Blue Ridge Lake is a reservoir in Fannin County, in the northern portion of the U.S. state of Georgia. The reservoir encompasses 3300 acre of water, and a "full summer pool" of approximately 1686 ft above mean sea level. It is managed by the Tennessee Valley Authority and is primarily fed by the Toccoa River.
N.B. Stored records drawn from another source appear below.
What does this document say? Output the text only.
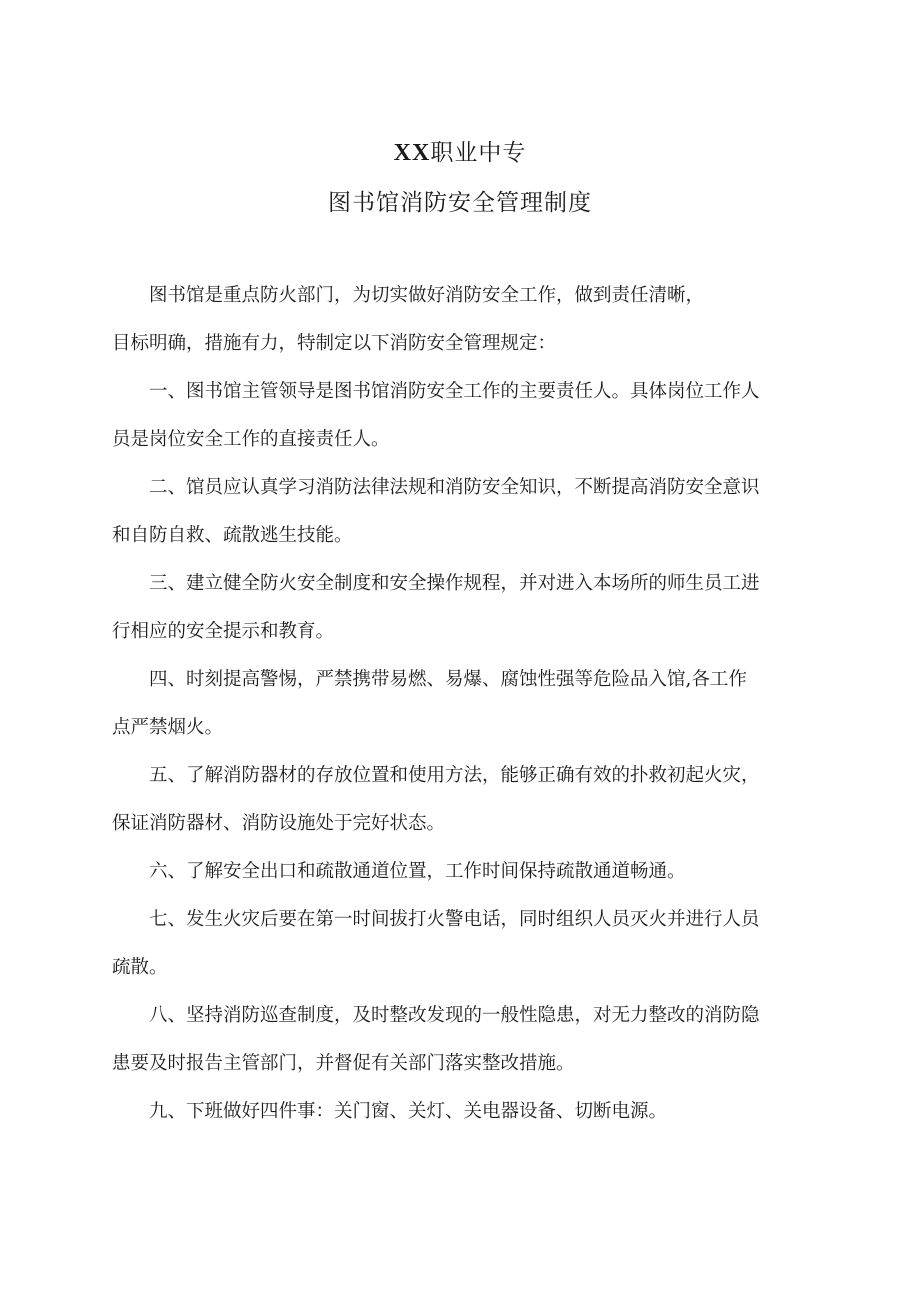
XX职业中专
图书馆消防安全管理制度
图书馆是重点防火部门，为切实做好消防安全工作，做到责任清晰，
目标明确，措施有力，特制定以下消防安全管理规定：
一、图书馆主管领导是图书馆消防安全工作的主要责任人。具体岗位工作人
员是岗位安全工作的直接责任人。
二、馆员应认真学习消防法律法规和消防安全知识，不断提高消防安全意识
和自防自救、疏散逃生技能。
三、建立健全防火安全制度和安全操作规程，并对进入本场所的师生员工进
行相应的安全提示和教育。
四、时刻提高警惕，严禁携带易燃、易爆、腐蚀性强等危险品入馆,各工作
点严禁烟火。
五、了解消防器材的存放位置和使用方法，能够正确有效的扑救初起火灾，
保证消防器材、消防设施处于完好状态。
六、了解安全出口和疏散通道位置，工作时间保持疏散通道畅通。
七、发生火灾后要在第一时间拔打火警电话，同时组织人员灭火并进行人员
疏散。
八、坚持消防巡查制度，及时整改发现的一般性隐患，对无力整改的消防隐
患要及时报告主管部门，并督促有关部门落实整改措施。
九、下班做好四件事：关门窗、关灯、关电器设备、切断电源。
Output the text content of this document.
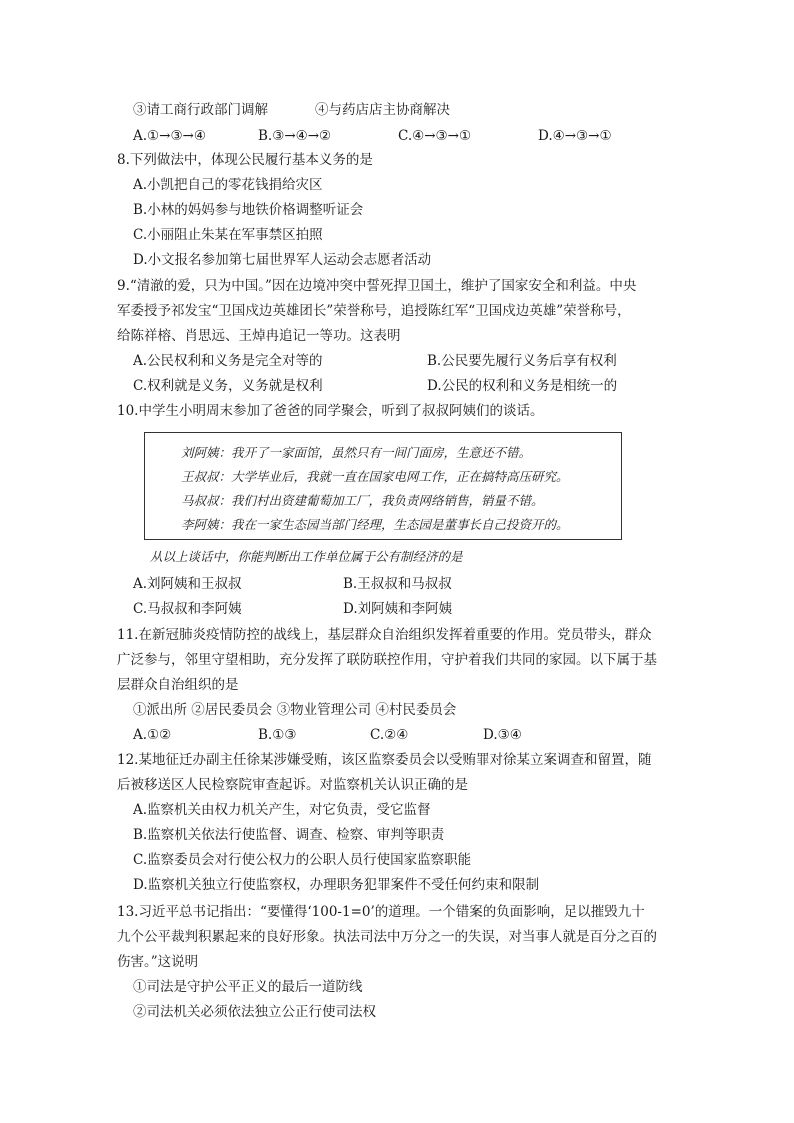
③请工商行政部门调解	④与药店店主协商解决
A.①→③→④	B.③→④→②	C.④→③→①	D.④→③→①
8.下列做法中，体现公民履行基本义务的是
A.小凯把自己的零花钱捐给灾区
B.小林的妈妈参与地铁价格调整听证会
C.小丽阻止朱某在军事禁区拍照
D.小文报名参加第七届世界军人运动会志愿者活动
9.“清澈的爱，只为中国。”因在边境冲突中誓死捍卫国土，维护了国家安全和利益。中央
军委授予祁发宝“卫国戍边英雄团长”荣誉称号，追授陈红军“卫国戍边英雄”荣誉称号，
给陈祥榕、肖思远、王焯冉追记一等功。这表明
A.公民权利和义务是完全对等的	B.公民要先履行义务后享有权利
C.权利就是义务，义务就是权利	D.公民的权利和义务是相统一的
10.中学生小明周末参加了爸爸的同学聚会，听到了叔叔阿姨们的谈话。
刘阿姨：我开了一家面馆，虽然只有一间门面房，生意还不错。
王叔叔：大学毕业后，我就一直在国家电网工作，正在搞特高压研究。
马叔叔：我们村出资建葡萄加工厂，我负责网络销售，销量不错。
李阿姨：我在一家生态园当部门经理，生态园是董事长自己投资开的。
从以上谈话中，你能判断出工作单位属于公有制经济的是
A.刘阿姨和王叔叔	B.王叔叔和马叔叔
C.马叔叔和李阿姨	D.刘阿姨和李阿姨
11.在新冠肺炎疫情防控的战线上，基层群众自治组织发挥着重要的作用。党员带头，群众
广泛参与，邻里守望相助，充分发挥了联防联控作用，守护着我们共同的家园。以下属于基
层群众自治组织的是
①派出所 ②居民委员会 ③物业管理公司 ④村民委员会
A.①②	B.①③	C.②④	D.③④
12.某地征迁办副主任徐某涉嫌受贿，该区监察委员会以受贿罪对徐某立案调查和留置，随
后被移送区人民检察院审查起诉。对监察机关认识正确的是
A.监察机关由权力机关产生，对它负责，受它监督
B.监察机关依法行使监督、调查、检察、审判等职责
C.监察委员会对行使公权力的公职人员行使国家监察职能
D.监察机关独立行使监察权，办理职务犯罪案件不受任何约束和限制
13.习近平总书记指出：“要懂得‘100-1=0’的道理。一个错案的负面影响，足以摧毁九十
九个公平裁判积累起来的良好形象。执法司法中万分之一的失误，对当事人就是百分之百的
伤害。”这说明
①司法是守护公平正义的最后一道防线
②司法机关必须依法独立公正行使司法权
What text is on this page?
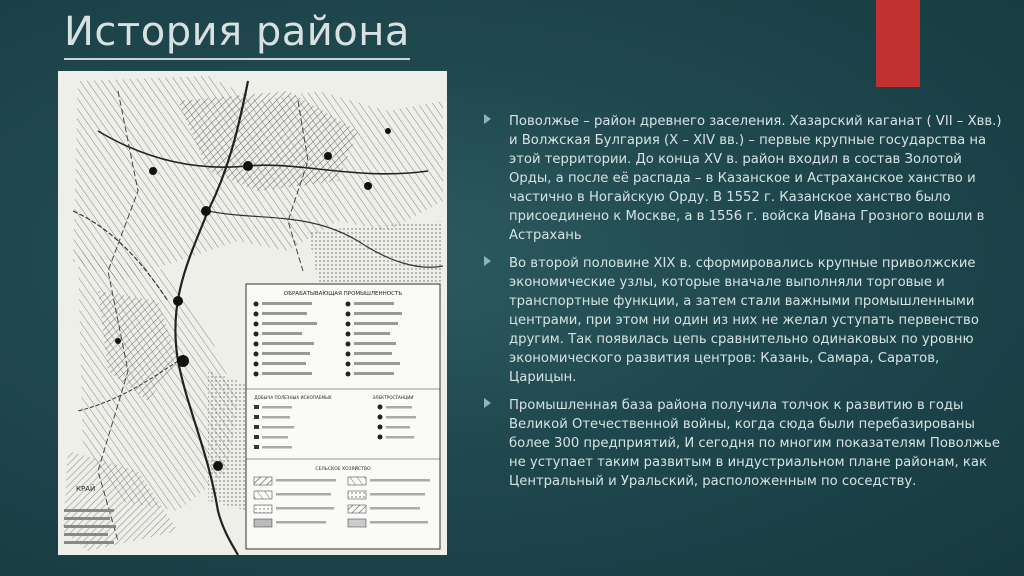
История района
ОБРАБАТЫВАЮЩАЯ ПРОМЫШЛЕННОСТЬ
ДОБЫЧА ПОЛЕЗНЫХ ИСКОПАЕМЫХ	ЭЛЕКТРОСТАНЦИИ
СЕЛЬСКОЕ ХОЗЯЙСТВО
КРАЙ
Поволжье – район древнего заселения. Хазарский каганат ( VII – Хвв.) и Волжская Булгария (Х – XIV вв.) – первые крупные государства на этой территории. До конца XV в. район входил в состав Золотой Орды, а после её распада – в Казанское и Астраханское ханство и частично в Ногайскую Орду. В 1552 г. Казанское ханство было присоединено к Москве, а в 1556 г. войска Ивана Грозного вошли в Астрахань
Во второй половине XIX в. сформировались крупные приволжские экономические узлы, которые вначале выполняли торговые и транспортные функции, а затем стали важными промышленными центрами, при этом ни один из них не желал уступать первенство другим. Так появилась цепь сравнительно одинаковых по уровню экономического развития центров: Казань, Самара, Саратов, Царицын.
Промышленная база района получила толчок к развитию в годы Великой Отечественной войны, когда сюда были перебазированы более 300 предприятий, И сегодня по многим показателям Поволжье не уступает таким развитым в индустриальном плане районам, как Центральный и Уральский, расположенным по соседству.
Blue Ridge Lake was created by the completion of Blue Ridge Dam and has approximately 60 mi of shoreline and a flood storage capacity of 68500 acre.ft. The lake's levels fluctuate by about 20 ft in a typical year. Blue Ridge Dam was completed in 1930. It stands 175 feet high and is 1,553 feet wide across the Toccoa river. The dam provides up to 13 megawatts of power via a single generator.

==Drawdown 2010==
As part of the Blue Ridge Dam Rehabilitation project, the Tennessee Valley Authority began slowly lowering the elevation of Blue Ridge Lake in July 2010. This rehabilitation project aimed to repair the dam penstock and to stabilize both the upstream and downstream faces of the dam. The project reduced the water level in the lake to approximately 1630 feet above sea level around the middle of October 2010 and the portion of work requiring the drawdown was completed in April 2011 when refilling of the lake began. However, TVA decided to hold the lake level at 1,672 feet through the summer of 2012 due to unexpected ground movement experienced in March 2012.